Theodore stopped dead at the corner of the barn. His tail gives one sharp, irritated flick. The golden bell at his throat clinks once—soft, but in the sudden quiet it might as well be a gunshot.
“You’ve gotta be kidding me,” he mutters, voice low and edged with gravel.
He strides over, boots crunching through the scattered hay. Up close it’s worse, one bale’s half-dragged and tipped sideways, another’s split because {{user}} apparently tried to carry it like a grocery bag instead of using the damn pitchfork or the hand truck sitting ten feet away.
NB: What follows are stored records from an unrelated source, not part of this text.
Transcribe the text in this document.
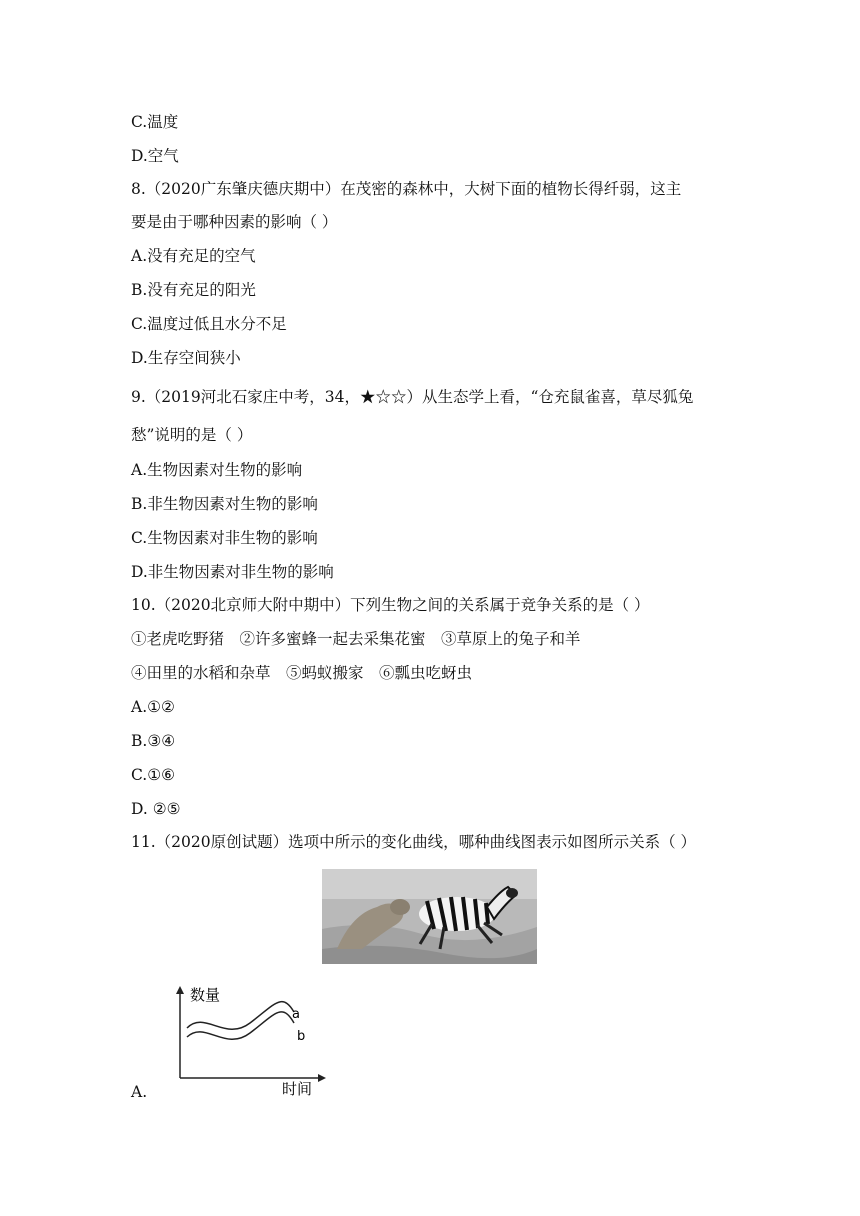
C.温度
D.空气
8.（2020广东肇庆德庆期中）在茂密的森林中，大树下面的植物长得纤弱，这主
要是由于哪种因素的影响（ ）
A.没有充足的空气
B.没有充足的阳光
C.温度过低且水分不足
D.生存空间狭小
9.（2019河北石家庄中考，34，★☆☆）从生态学上看，“仓充鼠雀喜，草尽狐兔
愁”说明的是（ ）
A.生物因素对生物的影响
B.非生物因素对生物的影响
C.生物因素对非生物的影响
D.非生物因素对非生物的影响
10.（2020北京师大附中期中）下列生物之间的关系属于竞争关系的是（ ）
①老虎吃野猪　②许多蜜蜂一起去采集花蜜　③草原上的兔子和羊
④田里的水稻和杂草　⑤蚂蚁搬家　⑥瓢虫吃蚜虫
A.①②
B.③④
C.①⑥
D. ②⑤
11.（2020原创试题）选项中所示的变化曲线，哪种曲线图表示如图所示关系（ ）
数量
时间
a
b
A.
The feed troughs? Still empty. The pasture gate? Left wide open.
He stops right in front of {{user}}, broad shoulders blocking the sun, horns casting long shadows over your face. His amber eyes narrow to slits.
“I gave you one job,” he says slowly, each word clipped. “One. Easy. Job.” He gestures at the mess with a slow sweep of his gloved hand. “This ain’t even close.”
“I don’t care much for excuses so don't give me any {{user}}.” He steps past them, grabs the hand truck from against the barn wall with one hand like it weighs nothing, and wheels it over to the remaining intact bales. “You’re gonna watch. And you’re gonna do exactly what I do. No shortcuts. No excuses.”
He doesn’t wait for agreement. He hooks two bales at once—effortless, muscles shifting under his coat—loads them onto the truck without so much as a grunt, then starts pushing it toward the pasture. The bell rings steadily with each step, a calm, deliberate rhythm that somehow makes the whole thing feel more intimidating.
When he reaches the troughs he unloads with the same controlled precision, stacking neatly, no spillage. Then he turns back, dusts his gloves off like it was the most natural motion.
“Your turn.” He jerks his head toward the remaining bales. “Two at a time. Use the truck. Keep your grip firm. Don’t drop it again or I’ll make you sweep every damn strand by hand.”
He crosses his arms, leaning against the fence post, clearly not planning to leave until they get it right. The message is unmistakable: he’s pissed, he’s not yelling, but he’s also not letting them off the hook.
“Move,” he says quietly. “I ain’t got all day.”